İlk yazının, daha doğrusu Nazi yıllarına dair hemen her yazının ana sorusu şuydu: Tarihin bir devrinde, nasıl oldu da sıradan insan en akıl almaz işleri yapan yalancı ve çapsız bir kaçığın peşine takılarak kendi ülkesinin, milyonlarca insanın mahvına neden oldu? Çok yakın bir geçmişte nasyonal sosyalizm gibi bir acımasızlığa nasıl göz yumuldu, nasıl taraftar buldu, en ürkütücü uygulamalar nasıl görmezden gelindi ya da hoşa gitti? Sıradan insan, sonrasında genellikle inkâr ettiği onca felakete, açık ya da zımni nasıl olur verdi?

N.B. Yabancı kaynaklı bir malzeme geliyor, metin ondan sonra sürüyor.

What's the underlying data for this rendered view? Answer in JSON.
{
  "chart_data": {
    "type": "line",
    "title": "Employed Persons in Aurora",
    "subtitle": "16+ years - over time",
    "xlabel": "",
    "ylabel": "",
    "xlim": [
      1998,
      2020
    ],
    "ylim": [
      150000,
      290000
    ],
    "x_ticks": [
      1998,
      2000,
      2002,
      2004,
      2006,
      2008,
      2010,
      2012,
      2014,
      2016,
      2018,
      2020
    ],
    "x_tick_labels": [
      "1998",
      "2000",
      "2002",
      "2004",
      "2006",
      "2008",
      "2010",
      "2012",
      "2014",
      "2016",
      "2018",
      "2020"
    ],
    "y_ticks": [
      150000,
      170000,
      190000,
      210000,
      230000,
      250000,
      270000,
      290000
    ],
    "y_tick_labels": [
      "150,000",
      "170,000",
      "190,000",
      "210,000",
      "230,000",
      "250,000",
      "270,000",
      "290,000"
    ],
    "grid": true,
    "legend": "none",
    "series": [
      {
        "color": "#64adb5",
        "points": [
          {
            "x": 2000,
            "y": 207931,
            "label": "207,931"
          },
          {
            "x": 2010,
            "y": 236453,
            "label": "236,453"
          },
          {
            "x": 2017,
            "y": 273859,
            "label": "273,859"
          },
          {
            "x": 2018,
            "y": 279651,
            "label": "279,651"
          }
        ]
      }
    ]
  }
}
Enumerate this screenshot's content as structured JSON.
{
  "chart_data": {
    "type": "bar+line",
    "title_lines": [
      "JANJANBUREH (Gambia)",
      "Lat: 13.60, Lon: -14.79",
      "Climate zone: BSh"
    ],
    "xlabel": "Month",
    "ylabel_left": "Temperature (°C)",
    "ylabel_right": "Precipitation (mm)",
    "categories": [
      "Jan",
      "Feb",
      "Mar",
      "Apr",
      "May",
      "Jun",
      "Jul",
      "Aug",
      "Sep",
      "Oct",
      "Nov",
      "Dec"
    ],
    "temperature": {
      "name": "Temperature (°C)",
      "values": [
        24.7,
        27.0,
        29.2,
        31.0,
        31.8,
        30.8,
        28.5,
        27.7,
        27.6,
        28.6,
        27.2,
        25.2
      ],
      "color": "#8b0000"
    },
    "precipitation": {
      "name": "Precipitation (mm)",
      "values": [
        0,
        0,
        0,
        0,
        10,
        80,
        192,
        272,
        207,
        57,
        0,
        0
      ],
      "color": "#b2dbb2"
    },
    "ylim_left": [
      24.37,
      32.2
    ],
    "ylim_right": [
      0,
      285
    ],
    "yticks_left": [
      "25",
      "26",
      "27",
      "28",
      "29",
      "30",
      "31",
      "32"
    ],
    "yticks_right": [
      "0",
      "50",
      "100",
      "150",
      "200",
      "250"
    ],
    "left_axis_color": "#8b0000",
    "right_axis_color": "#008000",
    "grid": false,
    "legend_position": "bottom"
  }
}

Klemperer, rejimin ve vasat/sıradan Alman'ın 'dilindeki Nazilik' üzerinde duruyor. Yıllar boyu aldığı notlar ve kişisel gözlemleriyle, çılgınlığın özgül sözcüklerini, kavramlarını, davranış ve uygulamalarını çözmeye, aktarmaya çalışıyor. Yazarın gözlem ve incelikli yorumları yalnızca Nazi yılları bakımından değil, kuşkusuz türlü acımasızlıklara yol veren her toplumun anlaşılabilmesi için son derece yol gösterici.
Klemperer'in gözlemlerinden biri, başlangıçta Hitler'e gösterilen iltifat ve bazı aşırılıklarının sempatizanları tarafından günün koşullarıyla açıklanmaya çalışılması. Geçen hafta altını çizmiştim; Hitler yapacaklarını pek saklayan biri değil, buna rağmen destekleniyor. Klemperer, önce öğrencisi sonra ailenin bir ferdi gibi olan ve çok sevdiği T. ile yaşadığı deneyimi, politik görüşleri nedeniyle ilk 'yakın arkadaş kaybı' olarak anlatmış. Nazilik Saksonya'ya nüfuz edince, onlara sempati duyan T. ile tartışmaya başlamış ve “Savaş istediklerini görmüyor musun?” sorusuna, şu yanıtı almış: “Olsa olsa bir kurtuluş savaşı istedikleri, tüm milli halk cemaatinin, işçilerin ve sıradan insanların da lehine olacak bir savaş...”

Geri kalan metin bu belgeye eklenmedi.